Woodmere Art Museum

Woodmere Art Museum

by Pete Mazzaccaro

William Valerio, director of the Woodmere Art Museum, and Charles Croce, director of the Philadelphia History Museum (formerly the Atwater Kent Museum), have known each other a long time. Both worked at the Philadelphia Museum of Art and would get together to chat every so often since they left the museum, sometimes planned, sometimes by chance.

During a recent conversation, it occurred to both men that their organizations might be better off if they worked together.

“At one point we were doing a Violet Oakley show that had to do with her portraits of the delegates to the first UN meeting at the same time Charles was organizing an exhibit around Philadelphia’s role in the formation of the United Nation,” Valerio said in a recent interview at the Woodmere. “We thought, ‘Why didn’t we think of partnering a year and a half ago?’ At the time, the wheels were already in motion so we didn’t have the opportunity to collaborate. But we thought, ‘What if we consider these two collections as one large exhibition?’”

So the two began to plan a strategic alliance. Both museums could partner on larger exhibitions that would have components at booth locations – the Woodmere in Chestnut Hill and the Philadelphia History Museum at Seventh and Market streets in Center City. This year they received funding from the William Penn Foundation to explore the partnership for 18 months, at the end of which they will host a joint exhibit.

One of the main reasons both Valerio and Croce, and now the William Penn Foundation, believe a partnership between the museums could work is the similarity in mission. The Woodmere is a regional art museum that has focused its mission on telling Philadelphia stories in its exhibits. The Philadelphia History Museum is a collection of than 100,000 items – costumes, documents, photos and furniture — from the present day all the way back to the wampum belt given to William Penn by the Delaware tribe in 1682. All of it is a part of Philadelphia history.

“It’s the only story we tell,” Croce said. “Everything has to have a Philadelphia centric reason for being included.”

“We both have collections that are great assets of the City of Philadelphia,” Valerio said. “What can we do to be even more compelling and more competitive in the philanthropic environment? This idea makes us stronger as not-for-profit entities.”

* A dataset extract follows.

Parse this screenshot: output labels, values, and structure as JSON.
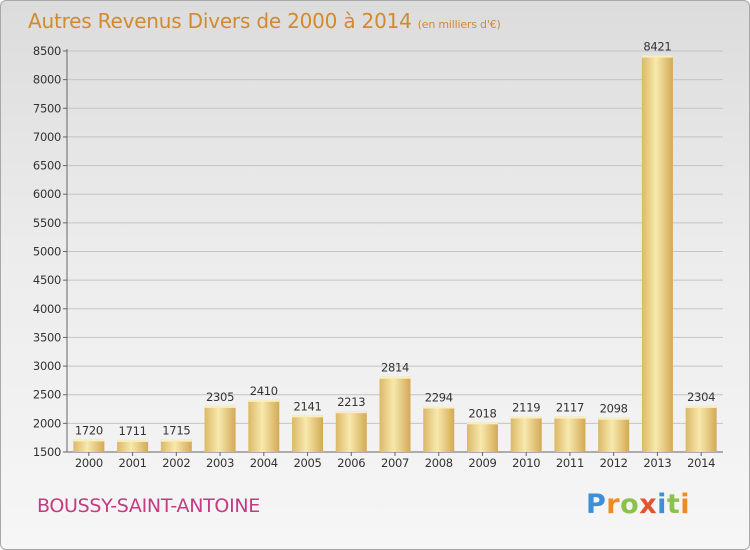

Both Valerio and Croce were careful to be sure that the partnership agreement was not a merger. Both directors said that their respective institutions would persist. Though both admitted there were some aspects of both institutions where shared resources and staff might be in the future.

What’s even more likely, Valerio and Croce said, is that the two organizations would share solutions to problems like the fact that both are currently looking to expand their collection storage space. Instead of each museum building or purchasing its own facility, they can build one and share it.

One common point of sharing that began with the funding from William Penn was that Woodmere’s architect Matthew Baird, who began working on Woodmere’s master plan last year, has been hired to consult both organizations on where to find further efficiencies.

Furthermore, both directors said that the two organizations were often chasing down similar grants, donors and even board members. A coordinated effort just makes sense.

Yet, no matter the coordination, Valerio said he was certain Woodmere would not be going anywhere.

“Both of our boards know that there are institutional cultural elements to our institutions that we’re not willing to give up,” he said. “We’re exploring this partnership, Will there be change? Yes. Will it be a change that causes Woodmere to sacrifice something that is essential to its history? No. Our boards are very cognizant of that.”

The museums are already planning their first joint exhibit for next year. The subject is still in development, and so both directors declined to share specific details, but each said they expected the sum of the collections – merging art and history – would be something that no other institution in the region offers.

A model where a history institution and an art institution share assets would be a unique situation,” Croce said. “If it became something deeper, I think other organizations would look to it and say, ‘Aha, We should be doing that.’ We’re going to see where it goes. I’m excited to have the opportunity to do this.”